The arrests were the result of orders from an anti-corruption committee formed by the Crown Prince just hours before the arrests. Through a royal decree, the committee reportedly had the power to detain individuals or seize assets without trial or due process.

According to USA Today, the Saudi Arabian news media praised the arrests as a long awaited cleanup. President Donald Trump also appeared to be in favor of the arrests, praising the Crown Prince’s modernization drive in a recent phone call.

There are also concerns abroad and in Saudi Arabia, however, that the Crown Prince’s domination of the Saudi Arabian political scene is a turn for the worst. Scholars, such as James M. Dorsey from Singapore’s S. Rajaratnam School of International Studies, are concerned that international businesses will see a threat to their assets in the Crown Prince’s aggressive behavior, effectively driving away the very business he wished to attract. Former U.S. ambassador Charles W. Freeman expressed concern about the possibility of a government even more corrupt than before, now that the Crown Prince is in firm control of Saudi Arabia.

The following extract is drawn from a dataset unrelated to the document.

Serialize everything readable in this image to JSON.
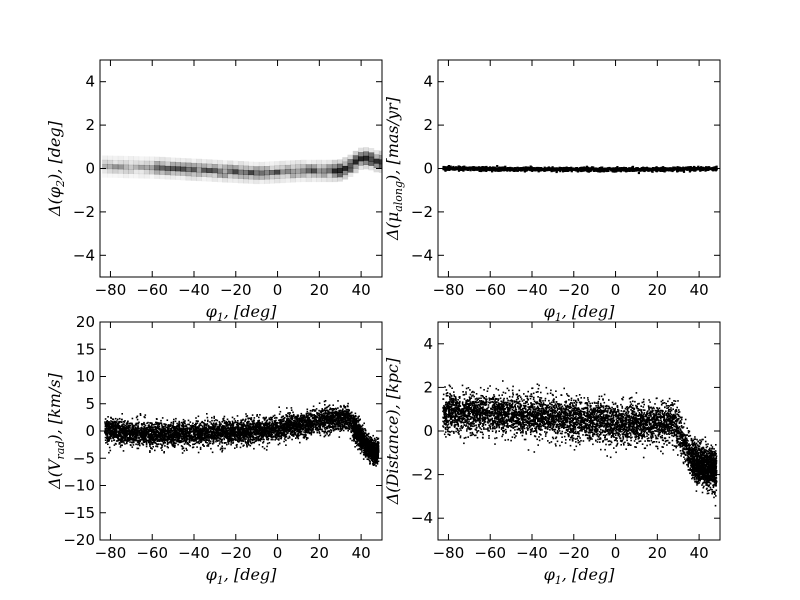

USA Today worked diligently to create a story that was both a sufficient cover and analysis of the current events in Saudi Arabia. The story told what happened, what it might mean, and provided a brief history of modern Saudi Arabian politics to support their analysis. The newspaper also included analysis from sources outside the conflict, bringing different perspectives into the debate. Appropriately enough, they did not provide a conclusion, saying only time will tell what will happen after these drastic events: a wise ending that gives readers plenty of room to interpret the situation for themselves and draw their own conclusions.